Unnamed: 0,id,bgVal,time
0,1,230,15:52
1,2,80,19:22
2,3,347,8:13


In [136]:
#We'll need to import numpy and turn this dataframe into an array
#Let's verify that we have a three column array
import numpy as np

arrayTable= np.array(table0)
arrayTable 

array([[1, 230, u'15:52'],
       [2, 80, u'19:22'],
       [3, 347, u'8:13']], dtype=object)

In [142]:
def binFxn(myArray):
    '''This function will be passed and applied to every row in 
    my chunk (to avoid iterating through a for loop) and will
    create create a new column that labels a row based on the
    value in its second column as below, in_range, or above'''
    if  myArray[1] <= 80: 
        return 'below'
    elif myArray[1] <= 250 and myArray[1] > 80:
        return 'in_range'
    elif myArray[1] >= 250:
        return 'above'

In [143]:
#We'll apply the binFxn to each row in our table and 
#the output will be a new column that we'll call newArray
newArray= np.apply_along_axis(binFxn, 1, arrayTable)
newArray= newArray.reshape(3,1)

In [144]:
#We'll append this new array to our origina array
#that should give us a 4 column table
np.append(arrayTable, newArray, axis=1)

array([[1, 230, u'15:52', 'in_range'],
       [2, 80, u'19:22', 'below'],
       [3, 347, u'8:13', 'above']], dtype=object)

Cool! Seems to be doing what we want it to do. Now we just need to perform this action on every chunk, and then write/append that to a new file.
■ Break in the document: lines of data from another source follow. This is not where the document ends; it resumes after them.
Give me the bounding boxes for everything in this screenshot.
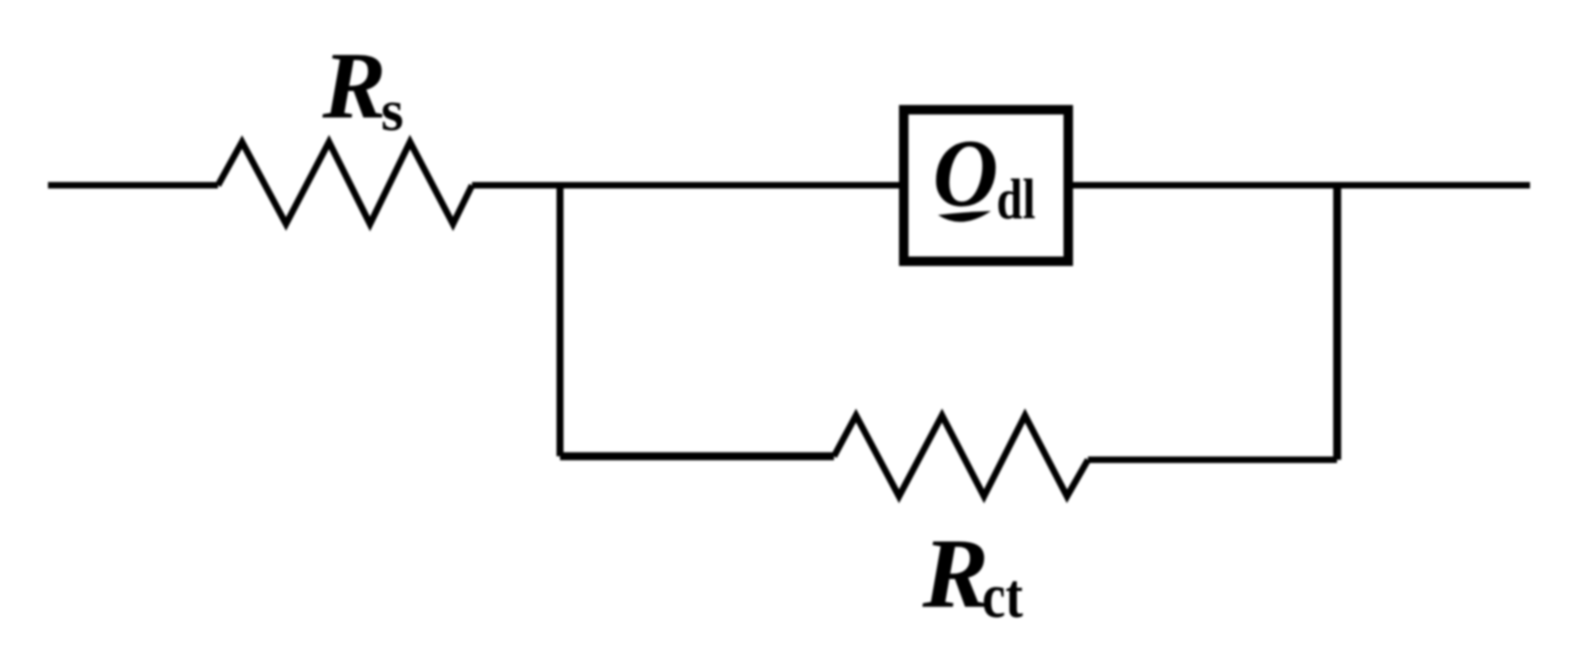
- resistor R_s zigzag: [218, 142, 472, 224]
- svg-text:ct: ct: [982, 560, 1024, 631]
- wire: Qdl box to node B and right lead: [1073, 182, 1530, 189]
- svg-text:s: s: [381, 78, 404, 143]
- wire: Rs output to node A and on to Qdl box: [472, 182, 899, 189]
- resistor R_ct zigzag: [834, 416, 1088, 497]
- label R_s: [322, 33, 404, 144]
- svg-text:O: O: [933, 120, 999, 227]
- wire: bottom branch right segment: [1088, 456, 1337, 463]
- wire: bottom branch left segment: [560, 452, 834, 460]
- svg-text:dl: dl: [997, 169, 1036, 232]
- label Q_dl: [933, 120, 1036, 232]
- label R_ct: [922, 518, 1024, 632]
- svg-text:R: R: [922, 518, 989, 629]
- node B: right parallel junction, vertical wire down: [1333, 185, 1341, 459]
- node A: left parallel junction, vertical wire down: [557, 185, 564, 456]
- wire: left lead into Rs: [48, 182, 218, 189]
- svg-text:R: R: [322, 33, 387, 139]
- CPE box Q_dl: [904, 110, 1069, 262]
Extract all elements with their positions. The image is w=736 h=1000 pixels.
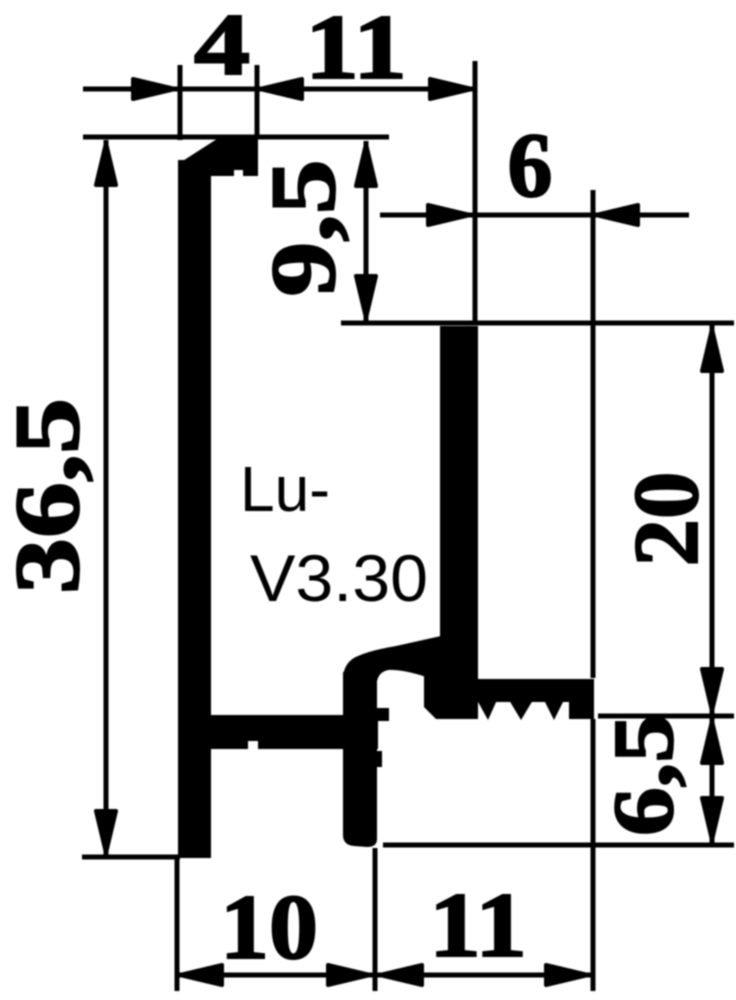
- arrow 4 right / 11 left: [260, 79, 302, 99]
- horizontal reference line y=137: [83, 135, 389, 140]
- arrow 6 left: [428, 205, 470, 225]
- horizontal reference line y=323: [341, 321, 734, 326]
- horizontal reference line y=857: [82, 855, 180, 860]
- arrow 4 left: [133, 79, 175, 99]
- extension line x=257 top: [255, 65, 260, 139]
- tooth 1: [477, 700, 497, 720]
- profile foot: [424, 676, 478, 719]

Let's try implementing that on a version of bgTable that comes in csv format.

In [147]:
#Initialize new file to append the new table data into
newTable= open('bgTableNew.csv','a')

#We'll use the buffering argument to limit the chunk size
#buffering=1 mb is the smallest unit we can choose
with open('bgTable.csv', buffering=1) as myFile:
    for chunk in myFile:
        arrayTable= np.array(chunk)
        newArray= np.apply_along_axis(binFxn, 1, arrayTable)
        newArray= newArray.reshape(3,1)
        
        newTable.write(np.append(arrayTable, newArray, axis=1))

ValueError: axis must be less than arr.ndim; axis=1, rank=0.

Will work on this and previous day's method more tomorrow.